Another way to manage health-care subsidies would be a single-payer system, and some commentators suggest that is where the Democratic Party is headed. I wouldn’t be so sure. Obama made his (partially incorrect) “if you like your health care plan, you can keep it” promise for a reason. The Americans who get health insurance through their jobs often enjoy privileged access to doctors and benefit from superior reimbursement rates.

If the price of covering the sick is for millions of wealthier and more influential people to give up those advantages, I don’t see that happening. The health-insurance industry and other medical lobbies will be opposed, too, with doctors fearing that a single-payer system would bargain down their reimbursement rates. Even a relatively progressive state such as Vermont could not make a single-payer system happen.

You can think of current debates over health policy as a game of hot potato in which “who loses?” and “who pays?” are questions nobody finds easy to answer but also questions that no party can ultimately avoid. The ACA didn’t come up with a sustainable answer; neither, so far, have the Republicans.

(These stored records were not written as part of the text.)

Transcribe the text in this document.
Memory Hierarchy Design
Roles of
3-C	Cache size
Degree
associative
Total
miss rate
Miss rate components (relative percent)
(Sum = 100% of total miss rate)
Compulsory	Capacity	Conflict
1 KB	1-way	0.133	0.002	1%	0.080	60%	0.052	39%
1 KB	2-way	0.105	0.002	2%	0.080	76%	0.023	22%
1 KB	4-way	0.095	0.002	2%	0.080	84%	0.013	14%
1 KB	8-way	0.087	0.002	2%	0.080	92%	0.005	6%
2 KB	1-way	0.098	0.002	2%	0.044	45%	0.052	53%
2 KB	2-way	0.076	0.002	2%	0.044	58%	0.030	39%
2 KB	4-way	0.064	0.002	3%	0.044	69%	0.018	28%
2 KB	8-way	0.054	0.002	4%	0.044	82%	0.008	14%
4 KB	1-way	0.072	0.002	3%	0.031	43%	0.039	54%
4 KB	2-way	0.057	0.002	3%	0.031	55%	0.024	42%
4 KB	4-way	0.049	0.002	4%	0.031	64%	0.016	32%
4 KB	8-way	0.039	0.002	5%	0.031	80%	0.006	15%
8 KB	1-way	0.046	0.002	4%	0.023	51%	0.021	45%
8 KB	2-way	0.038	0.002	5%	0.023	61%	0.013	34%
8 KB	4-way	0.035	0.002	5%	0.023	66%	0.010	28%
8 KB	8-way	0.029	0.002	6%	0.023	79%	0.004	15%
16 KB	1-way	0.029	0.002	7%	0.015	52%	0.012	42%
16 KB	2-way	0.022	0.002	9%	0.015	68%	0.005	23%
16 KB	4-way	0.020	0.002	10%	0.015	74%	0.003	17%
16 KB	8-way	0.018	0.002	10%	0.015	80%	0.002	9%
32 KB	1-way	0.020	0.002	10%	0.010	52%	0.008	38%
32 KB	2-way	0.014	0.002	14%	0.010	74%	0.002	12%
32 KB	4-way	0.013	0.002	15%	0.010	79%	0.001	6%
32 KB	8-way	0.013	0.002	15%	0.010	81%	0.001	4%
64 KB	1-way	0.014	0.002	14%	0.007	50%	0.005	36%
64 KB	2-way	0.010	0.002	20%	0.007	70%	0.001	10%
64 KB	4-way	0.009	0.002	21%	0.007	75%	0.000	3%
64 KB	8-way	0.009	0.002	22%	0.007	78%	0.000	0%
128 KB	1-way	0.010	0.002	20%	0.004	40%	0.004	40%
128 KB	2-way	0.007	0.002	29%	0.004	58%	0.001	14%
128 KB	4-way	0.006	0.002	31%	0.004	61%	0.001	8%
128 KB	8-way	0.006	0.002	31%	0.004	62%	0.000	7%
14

To make it all worse, recent research is showing that beneficiaries don’t actually value getting health insurance as much as we might think. So the political upside of expanding coverage isn’t that strong, and under the ACA many people covered by the mandate would have preferred to keep the cash. However much Democrats blame heartless Republicans and President Donald Trump for the difficulties of the ACA -- and there is some truth to this -- the main problems were already there.

The failures reflect scarcity in the world around us. It turns out we value health care for others more in rhetoric than in reality.